What more could an NBA fan possibly ask from the Mavericks this century? Well, multiple titles, no doubt, and perhaps a more stout defense of the one title they do have than the lackluster campaign they mounted in 2011-12.

But otherwise, the Mavs have done it all: playoffs 15 out of 18 seasons, multiple finals and conference finals appearances, consistently entertaining basketball, and arguably the league's greatest international star (and inarguably the Mavs' all-time face of the franchise) in Dirk Nowitzki.

Outside of the unprecedented DeAndre Jordan mess and some moments of general Mark Cuban loud-mouthedness, the Mavs have stayed clean in the headlines. Their coach and GM have been there forever, at least by NBA standards. They just had their worst season in two decades, but even that one wasn't really that bad (32-50, the second-best Worst Season in the Association), and they already appear bound to bounce back.

They'll look to do so with the point guard steal of the draft, a Warriors castoff who they've turned into a first-option scorer, and a disgruntled-but-talented young big with as much to prove as anyone in the league. If Cuban has proven one thing to us since taking over in the late '90s, it's that smart money never goes on Dallas staying bad.

1. San Antonio Spurs

Best Season: 26
Worst Season: 30
Overall Record: 30
Playoff Performance: 30
Franchise Player: 27
Cult Appeal: 13
Public Dysfunction: 30

Total Score: 186

Only slightly - slightly - less predictable than the Charlotte Hornets coming in last place in this exercise is the Spurs coming in first. I mean, good lord. Forget the five championships. Forget Tim Duncan, two-time MVP and one of the three or four greatest single-team players in the sport's history.

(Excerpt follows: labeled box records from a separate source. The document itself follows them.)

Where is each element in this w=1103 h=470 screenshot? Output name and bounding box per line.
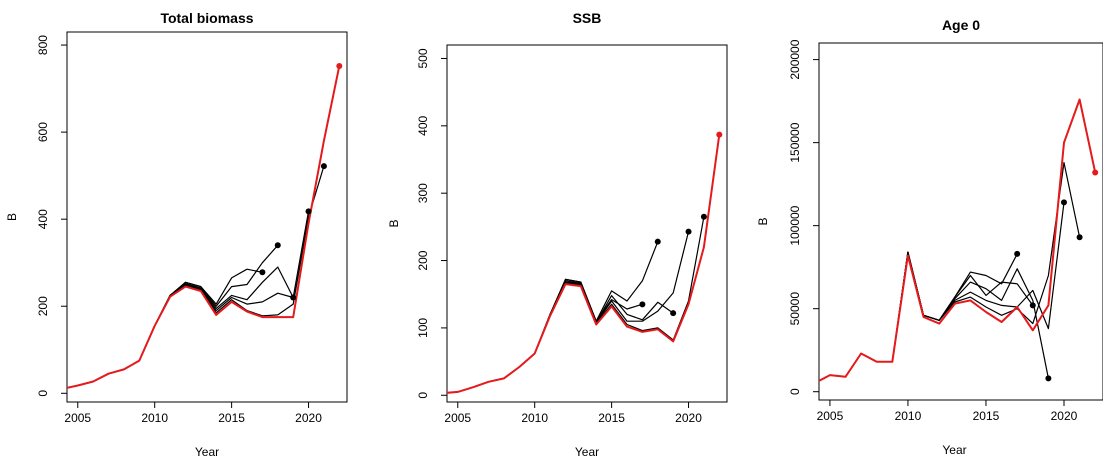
x-tick-label: 2020 xyxy=(295,411,322,425)
peel-terminal-point-2 xyxy=(1029,302,1036,309)
x-tick-label: 2015 xyxy=(218,411,245,425)
retrospective-peel-line-4 xyxy=(819,202,1065,382)
y-tick-label: 100000 xyxy=(788,205,802,245)
x-tick-label: 2010 xyxy=(141,411,168,425)
y-tick-label: 200 xyxy=(416,250,430,270)
chart-panel-2: SSB 2005 2010 2015 2020 Year 0 100 200 300 400 500 B xyxy=(387,10,728,459)
current-assessment-line xyxy=(67,65,341,389)
y-axis-label: B xyxy=(387,219,401,227)
peel-terminal-point-1 xyxy=(1014,250,1021,257)
y-tick-label: 0 xyxy=(416,392,430,399)
peel-terminal-point-2 xyxy=(274,242,281,249)
x-tick-label: 2005 xyxy=(817,409,844,423)
retrospective-peel-line-3 xyxy=(67,266,294,389)
peel-terminal-point-5 xyxy=(320,163,327,170)
retrospective-peel-line-4 xyxy=(67,211,310,389)
y-tick-label: 800 xyxy=(36,35,50,55)
y-tick-label: 300 xyxy=(416,183,430,203)
y-tick-label: 0 xyxy=(788,388,802,395)
x-tick-label: 2020 xyxy=(1051,409,1078,423)
current-terminal-point xyxy=(336,62,343,69)
x-tick-label: 2020 xyxy=(675,411,702,425)
x-tick-label: 2010 xyxy=(521,411,548,425)
retrospective-peel-line-1 xyxy=(67,268,263,389)
peel-terminal-point-3 xyxy=(290,294,297,301)
plot-frame xyxy=(446,44,728,403)
peel-terminal-point-3 xyxy=(670,310,677,317)
y-tick-label: 400 xyxy=(36,209,50,229)
y-tick-label: 100 xyxy=(416,318,430,338)
x-tick-label: 2010 xyxy=(895,409,922,423)
peel-terminal-point-2 xyxy=(654,238,661,245)
y-tick-label: 400 xyxy=(416,115,430,135)
chart-panel-1: Total biomass 2005 2010 2015 2020 Year 0 200 400… xyxy=(5,10,348,459)
x-tick-label: 2015 xyxy=(598,411,625,425)
y-axis-label: B xyxy=(5,213,19,221)
series-group xyxy=(67,65,341,389)
current-assessment-line xyxy=(819,98,1097,383)
retrospective-peel-line-1 xyxy=(819,251,1018,382)
y-tick-label: 200000 xyxy=(788,39,802,79)
series-group xyxy=(447,134,721,394)
retrospective-peel-line-5 xyxy=(67,165,325,389)
y-tick-label: 150000 xyxy=(788,122,802,162)
peel-terminal-point-5 xyxy=(1076,234,1083,241)
current-terminal-point xyxy=(716,131,723,138)
peel-terminal-point-4 xyxy=(305,208,312,215)
peel-terminal-point-1 xyxy=(259,269,266,276)
y-axis-label: B xyxy=(756,217,770,225)
retrospective-peel-line-2 xyxy=(67,244,279,389)
peel-terminal-point-1 xyxy=(639,301,646,308)
x-tick-label: 2005 xyxy=(444,411,471,425)
x-tick-label: 2015 xyxy=(973,409,1000,423)
x-axis-label: Year xyxy=(942,443,966,457)
x-tick-label: 2005 xyxy=(64,411,91,425)
x-axis-label: Year xyxy=(195,445,219,459)
plot-frame xyxy=(66,31,348,403)
current-terminal-point xyxy=(1092,169,1099,176)
y-tick-label: 200 xyxy=(36,296,50,316)
chart-title: SSB xyxy=(573,10,602,26)
current-assessment-line xyxy=(447,134,721,394)
retrospective-peel-line-5 xyxy=(447,216,705,394)
retrospective-peel-line-4 xyxy=(447,231,690,394)
peel-terminal-point-4 xyxy=(1060,199,1067,206)
peel-terminal-point-5 xyxy=(700,213,707,220)
peel-terminal-point-3 xyxy=(1045,375,1052,382)
y-tick-label: 500 xyxy=(416,48,430,68)
chart-title: Age 0 xyxy=(942,17,980,33)
peel-terminal-point-4 xyxy=(685,228,692,235)
series-group xyxy=(819,98,1097,383)
retrospective-peel-line-5 xyxy=(819,162,1081,382)
y-tick-label: 0 xyxy=(36,390,50,397)
chart-title: Total biomass xyxy=(160,10,253,26)
y-tick-label: 600 xyxy=(36,122,50,142)
y-tick-label: 50000 xyxy=(788,292,802,326)
plot-frame xyxy=(818,42,1103,401)
chart-panel-3: Age 0 2005 2010 2015 2020 Year 0 50000 100000 150… xyxy=(756,17,1103,457)
x-axis-label: Year xyxy=(575,445,599,459)
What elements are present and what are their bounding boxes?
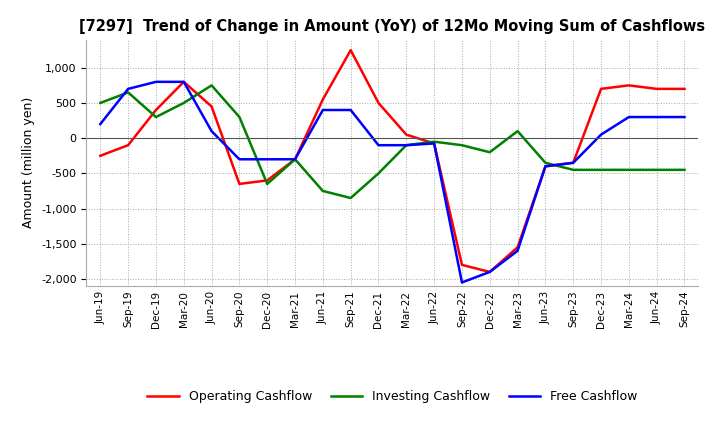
Operating Cashflow [179, 79, 188, 84]
Investing Cashflow [318, 188, 327, 194]
Y-axis label: Amount (million yen): Amount (million yen) [22, 97, 35, 228]
Investing Cashflow [541, 160, 550, 165]
Free Cashflow [263, 157, 271, 162]
Investing Cashflow [124, 90, 132, 95]
Operating Cashflow [318, 97, 327, 102]
Free Cashflow [680, 114, 689, 120]
Free Cashflow [346, 107, 355, 113]
Free Cashflow [402, 143, 410, 148]
Investing Cashflow [235, 114, 243, 120]
Operating Cashflow [96, 153, 104, 158]
Investing Cashflow [179, 100, 188, 106]
Investing Cashflow [652, 167, 661, 172]
Investing Cashflow [374, 171, 383, 176]
Operating Cashflow [207, 104, 216, 109]
Line: Free Cashflow: Free Cashflow [100, 82, 685, 282]
Free Cashflow [152, 79, 161, 84]
Free Cashflow [374, 143, 383, 148]
Investing Cashflow [624, 167, 633, 172]
Operating Cashflow [235, 181, 243, 187]
Free Cashflow [458, 280, 467, 285]
Operating Cashflow [430, 141, 438, 146]
Operating Cashflow [458, 262, 467, 268]
Operating Cashflow [152, 107, 161, 113]
Investing Cashflow [597, 167, 606, 172]
Free Cashflow [235, 157, 243, 162]
Operating Cashflow [541, 164, 550, 169]
Free Cashflow [569, 160, 577, 165]
Operating Cashflow [624, 83, 633, 88]
Line: Investing Cashflow: Investing Cashflow [100, 85, 685, 198]
Free Cashflow [624, 114, 633, 120]
Investing Cashflow [291, 157, 300, 162]
Investing Cashflow [485, 150, 494, 155]
Legend: Operating Cashflow, Investing Cashflow, Free Cashflow: Operating Cashflow, Investing Cashflow, … [143, 385, 642, 408]
Free Cashflow [124, 86, 132, 92]
Operating Cashflow [291, 157, 300, 162]
Operating Cashflow [402, 132, 410, 137]
Investing Cashflow [263, 181, 271, 187]
Investing Cashflow [513, 128, 522, 134]
Free Cashflow [597, 132, 606, 137]
Investing Cashflow [402, 143, 410, 148]
Free Cashflow [513, 248, 522, 253]
Free Cashflow [318, 107, 327, 113]
Operating Cashflow [374, 100, 383, 106]
Operating Cashflow [597, 86, 606, 92]
Operating Cashflow [485, 269, 494, 275]
Investing Cashflow [569, 167, 577, 172]
Investing Cashflow [430, 139, 438, 144]
Free Cashflow [207, 128, 216, 134]
Operating Cashflow [263, 178, 271, 183]
Operating Cashflow [124, 143, 132, 148]
Free Cashflow [485, 269, 494, 275]
Free Cashflow [96, 121, 104, 127]
Title: [7297]  Trend of Change in Amount (YoY) of 12Mo Moving Sum of Cashflows: [7297] Trend of Change in Amount (YoY) o… [79, 19, 706, 34]
Investing Cashflow [152, 114, 161, 120]
Operating Cashflow [513, 245, 522, 250]
Investing Cashflow [96, 100, 104, 106]
Free Cashflow [430, 141, 438, 146]
Operating Cashflow [569, 160, 577, 165]
Operating Cashflow [680, 86, 689, 92]
Investing Cashflow [458, 143, 467, 148]
Investing Cashflow [346, 195, 355, 201]
Free Cashflow [652, 114, 661, 120]
Investing Cashflow [680, 167, 689, 172]
Investing Cashflow [207, 83, 216, 88]
Line: Operating Cashflow: Operating Cashflow [100, 50, 685, 272]
Operating Cashflow [652, 86, 661, 92]
Free Cashflow [541, 164, 550, 169]
Free Cashflow [179, 79, 188, 84]
Operating Cashflow [346, 48, 355, 53]
Free Cashflow [291, 157, 300, 162]
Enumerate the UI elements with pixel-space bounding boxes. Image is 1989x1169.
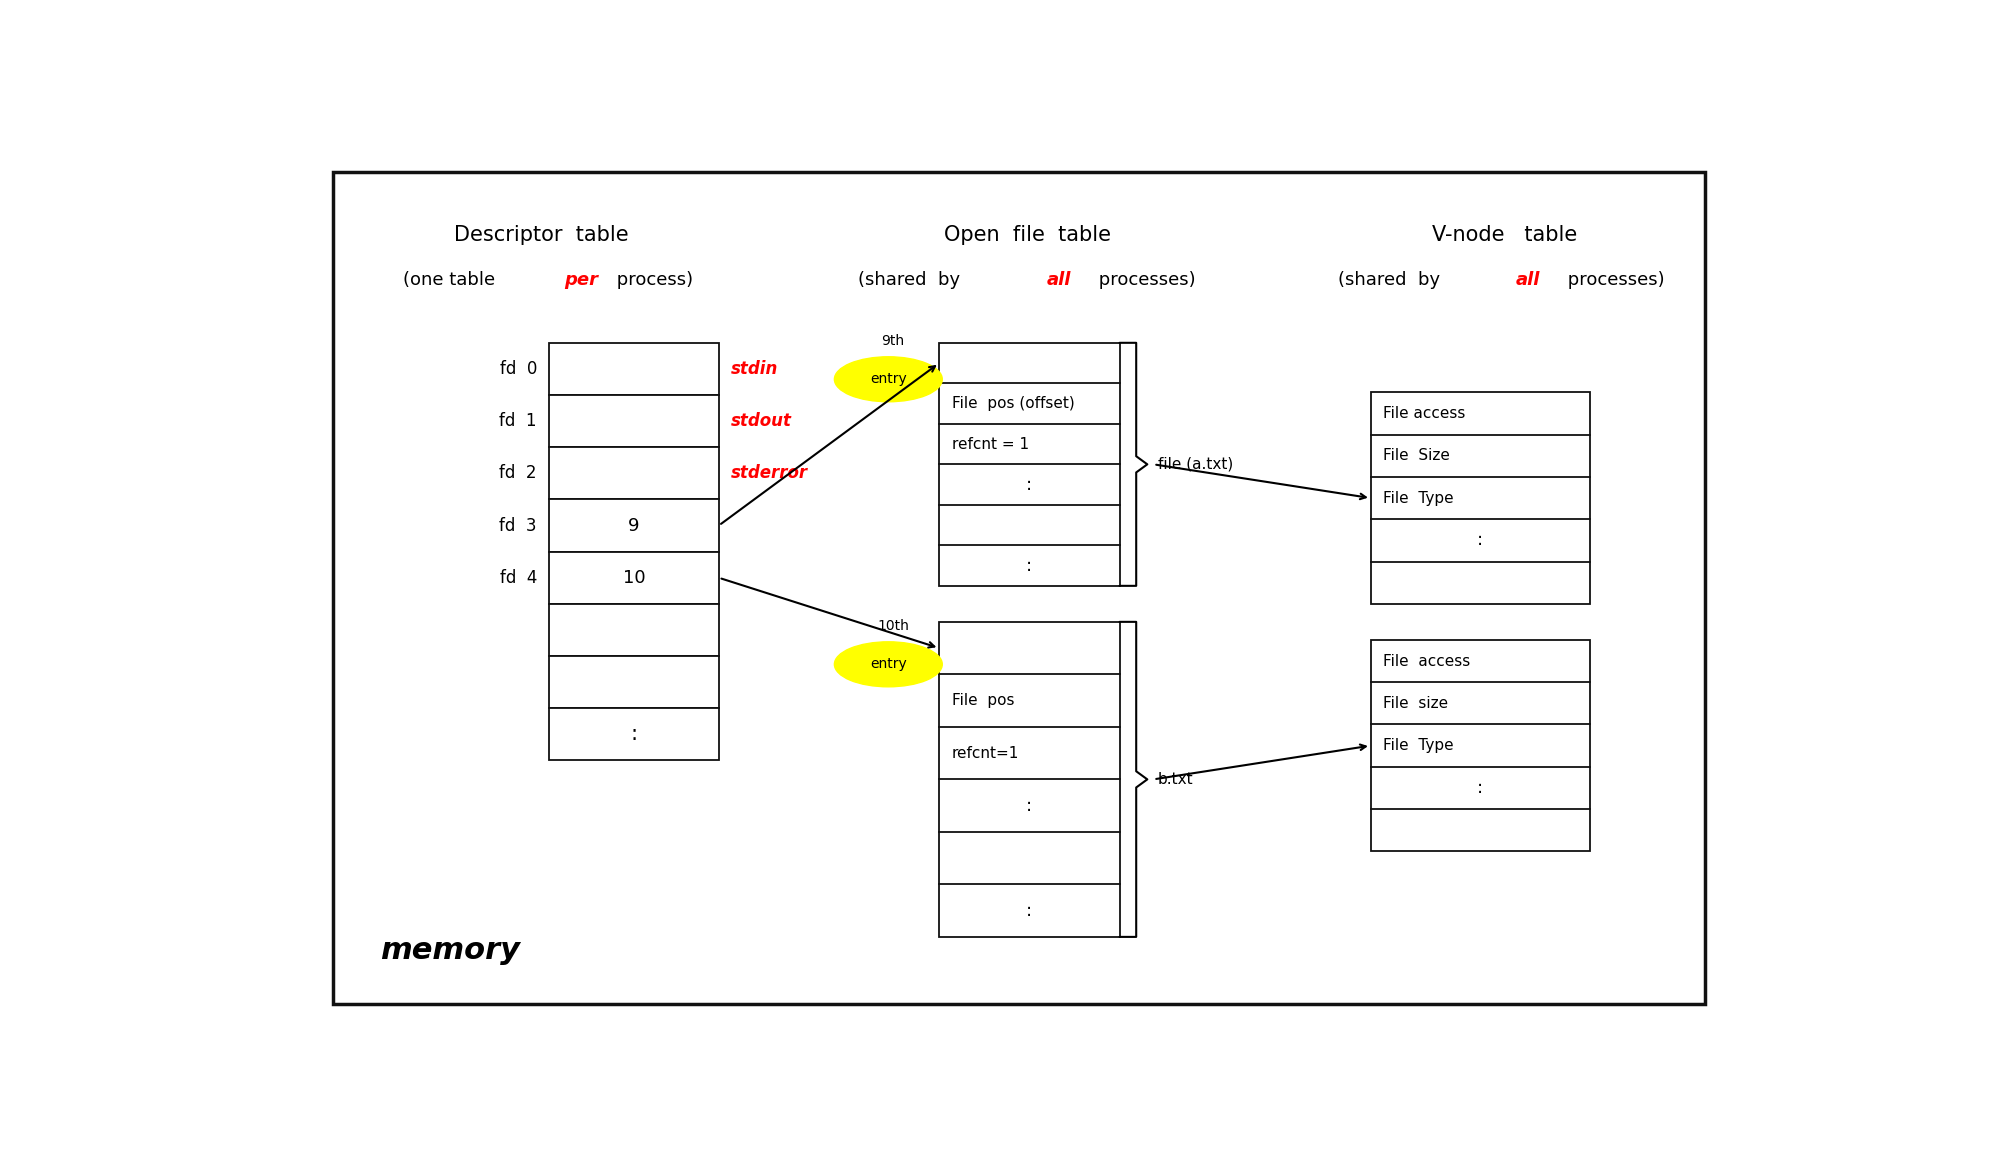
Text: fd  2: fd 2 <box>499 464 537 483</box>
Text: :: : <box>1026 556 1032 575</box>
Text: 9th: 9th <box>881 333 905 347</box>
Text: file (a.txt): file (a.txt) <box>1158 457 1233 472</box>
FancyBboxPatch shape <box>549 448 718 499</box>
Text: refcnt = 1: refcnt = 1 <box>951 436 1028 451</box>
FancyBboxPatch shape <box>549 604 718 656</box>
Text: processes): processes) <box>1561 271 1665 289</box>
FancyBboxPatch shape <box>334 172 1705 1004</box>
Text: all: all <box>1516 271 1539 289</box>
FancyBboxPatch shape <box>549 343 718 395</box>
Text: (shared  by: (shared by <box>1339 271 1446 289</box>
Text: Descriptor  table: Descriptor table <box>453 224 629 244</box>
Text: File  Size: File Size <box>1382 448 1450 463</box>
Text: stdout: stdout <box>732 413 792 430</box>
Text: File  size: File size <box>1382 696 1448 711</box>
FancyBboxPatch shape <box>549 552 718 604</box>
Text: :: : <box>1478 532 1484 549</box>
Text: processes): processes) <box>1094 271 1195 289</box>
Text: 9: 9 <box>629 517 640 534</box>
Text: :: : <box>1026 476 1032 493</box>
Text: entry: entry <box>869 657 907 671</box>
Text: File  Type: File Type <box>1382 491 1454 505</box>
Text: :: : <box>1026 796 1032 815</box>
Text: all: all <box>1046 271 1072 289</box>
Text: fd  1: fd 1 <box>499 413 537 430</box>
Text: File  pos: File pos <box>951 693 1014 708</box>
Text: (shared  by: (shared by <box>857 271 965 289</box>
Text: Open  file  table: Open file table <box>943 224 1110 244</box>
Text: File  access: File access <box>1382 653 1470 669</box>
Text: :: : <box>1478 779 1484 797</box>
Text: memory: memory <box>380 936 519 964</box>
FancyBboxPatch shape <box>549 395 718 448</box>
FancyBboxPatch shape <box>1370 393 1589 604</box>
FancyBboxPatch shape <box>549 656 718 708</box>
Text: process): process) <box>611 271 692 289</box>
FancyBboxPatch shape <box>939 343 1120 586</box>
Text: fd  0: fd 0 <box>499 360 537 378</box>
Text: fd  4: fd 4 <box>499 569 537 587</box>
Text: fd  3: fd 3 <box>499 517 537 534</box>
Text: File  pos (offset): File pos (offset) <box>951 396 1074 411</box>
FancyBboxPatch shape <box>549 708 718 761</box>
Text: (one table: (one table <box>402 271 501 289</box>
FancyBboxPatch shape <box>549 499 718 552</box>
Text: stdin: stdin <box>732 360 778 378</box>
Ellipse shape <box>833 357 943 402</box>
Text: entry: entry <box>869 372 907 386</box>
Text: stderror: stderror <box>732 464 808 483</box>
FancyBboxPatch shape <box>1370 639 1589 851</box>
Text: 10: 10 <box>623 569 644 587</box>
Ellipse shape <box>833 642 943 687</box>
Text: refcnt=1: refcnt=1 <box>951 746 1018 761</box>
Text: File  Type: File Type <box>1382 738 1454 753</box>
Text: :: : <box>1026 901 1032 920</box>
Text: 10th: 10th <box>877 618 909 632</box>
Text: per: per <box>565 271 599 289</box>
Text: V-node   table: V-node table <box>1432 224 1577 244</box>
Text: :: : <box>631 725 638 745</box>
FancyBboxPatch shape <box>939 622 1120 936</box>
Text: File access: File access <box>1382 406 1466 421</box>
Text: b.txt: b.txt <box>1158 772 1193 787</box>
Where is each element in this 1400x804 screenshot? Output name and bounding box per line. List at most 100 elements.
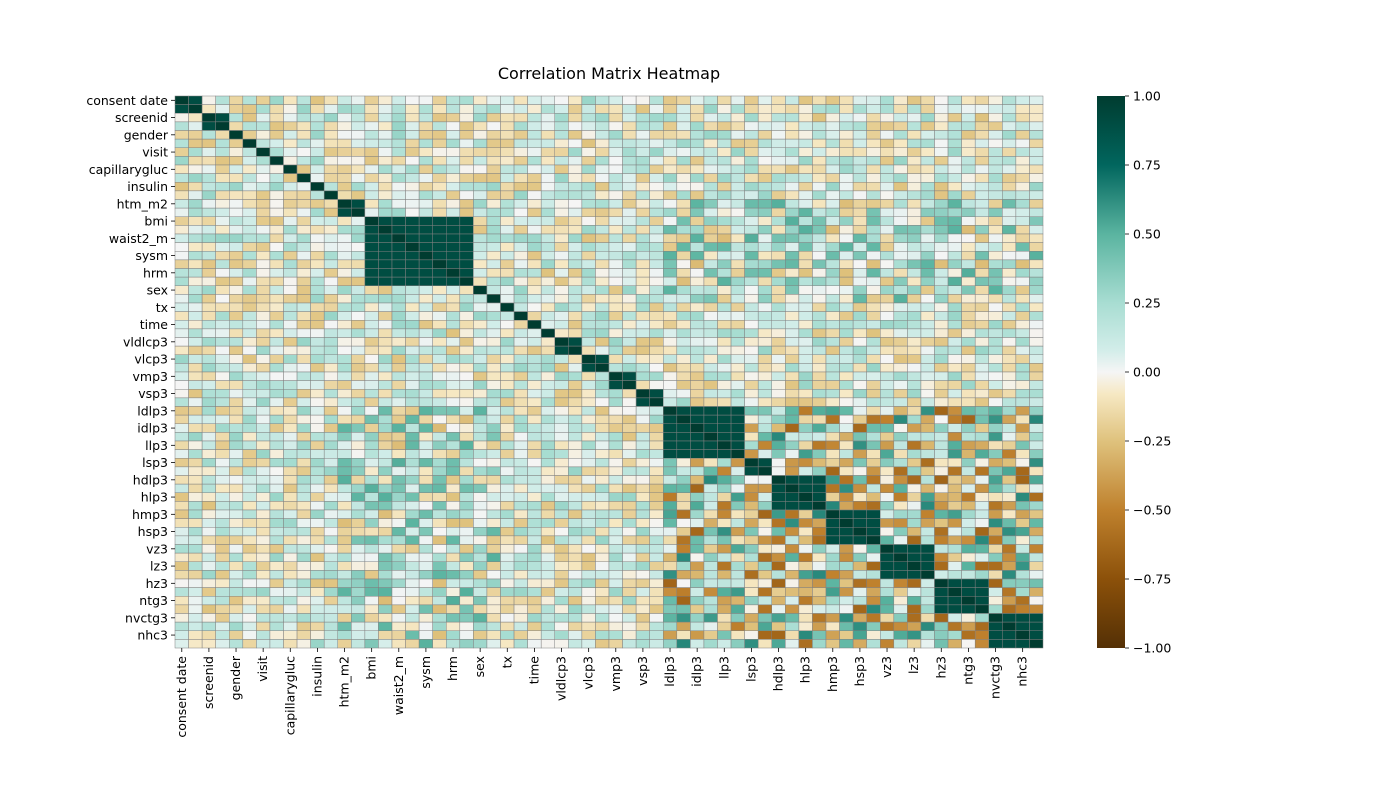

Forget that their overall winning percentage is 71.2, nearly nine points higher than the second-place Dallas Mavericks. Even forget that they've made the playoffs every season since before "The Sopranos" premiered. Here's the best stat for demonstrating the Spurs' dominance in these rankings: In 2009-10, the Spurs went 50-32. THAT WAS THEIR WORST SEASON.

That record is better than the best regular seasons of the Wizards and Hornets. The Mavs' second-best Worst Season is way down there at 33-49.

What else is there to say about a franchise that tops our rankings in four out of seven categories? The only category that even begins to hold them back is Cult Appeal - absent for most of the '00s and early '10s, though in later years, affection for the individual players (and the increasingly free-flowing style of play) became so great that they developed some late-life bandwagonability.

Beyond that, there are no shots to take at the Spurs. Their management and ownership stay rock solid, they win every year, and they continually retool without ever totally rebuilding. They're the best franchise of the century the way Beyonce is the best pop star: Maybe there are little nits you can pick if you absolutely insist on doing so, but when you look at the whole resume, there's no point in arguing anything but who should come in second.